In a few moments he was sleeping the peaceful sleep of that youth which seemed to be his own dominant quality. Falkner stood for a little space and watched him, following the boyish lines of his cheek on the pillow, from the shadow of the light brown lashes under his closed lids to the lifting of his short upper lip over his white teeth, with his regular respiration. Only a sharp accenting of the line of nostril and jaw and a faint depression of the temple betrayed his already tried manhood.

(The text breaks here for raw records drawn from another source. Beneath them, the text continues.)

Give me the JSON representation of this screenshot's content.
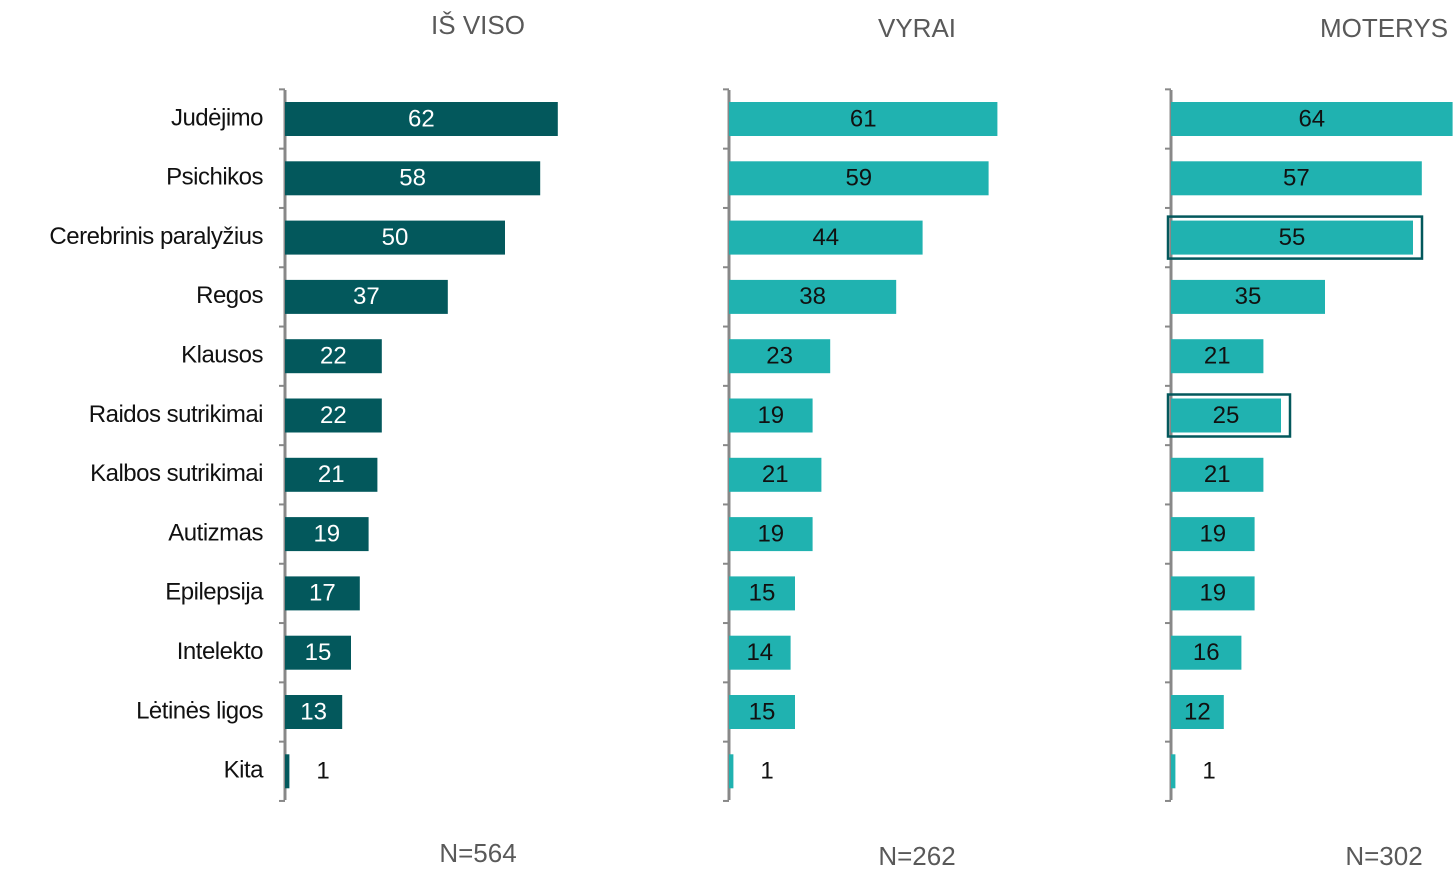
{
  "chart_data": {
    "type": "bar",
    "categories": [
      "Judėjimo",
      "Psichikos",
      "Cerebrinis paralyžius",
      "Regos",
      "Klausos",
      "Raidos sutrikimai",
      "Kalbos sutrikimai",
      "Autizmas",
      "Epilepsija",
      "Intelekto",
      "Lėtinės ligos",
      "Kita"
    ],
    "series": [
      {
        "name": "IŠ VISO",
        "note": "N=564",
        "color": "#03585c",
        "label_color": "#ffffff",
        "values": [
          62,
          58,
          50,
          37,
          22,
          22,
          21,
          19,
          17,
          15,
          13,
          1
        ]
      },
      {
        "name": "VYRAI",
        "note": "N=262",
        "color": "#20b2b0",
        "label_color": "#111111",
        "values": [
          61,
          59,
          44,
          38,
          23,
          19,
          21,
          19,
          15,
          14,
          15,
          1
        ]
      },
      {
        "name": "MOTERYS",
        "note": "N=302",
        "color": "#20b2b0",
        "label_color": "#111111",
        "values": [
          64,
          57,
          55,
          35,
          21,
          25,
          21,
          19,
          19,
          16,
          12,
          1
        ],
        "highlighted": [
          2,
          5
        ]
      }
    ]
  }
}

The house had long sunk to repose when Falkner returned to the window, and remained looking out upon the storm. Suddenly he extinguished the light, and passing quickly to the bed laid his hand upon the sleeper. Lee opened his eyes instantly.
“Are you awake?”
“Perfectly.”
“Somebody is trying to get into the house!”
“Not him, eh?” said Lee gayly.
“No; two men. Mexicans, I think. One looks like Manuel.”
“Ah,” said Lee, drawing himself up to a sitting posture.
“Well?”
“Don’t you see? He believes the women are alone.”
“The dog—d—d hound!”
“Speak respectfully of one of my people, if you please, and hand me my derringer. Light the candle again, and open the door. Let them get in quietly. They’ll come here first. It’s his room, you understand, and if there’s any money it’s here. Anyway, they must pass here to get to the women’s rooms. Leave Manuel to me, and you take care of the other.”
“I see.”
“Manuel knows the house, and will come first. When he’s fairly in the room shut the door and go for the other. But no noise. This is just one of the SW-EETEST things out—if it’s done properly.”
“But you, George?”
“If I couldn’t manage that fellow without turning down the bedclothes I’d kick myself. Hush. Steady now.”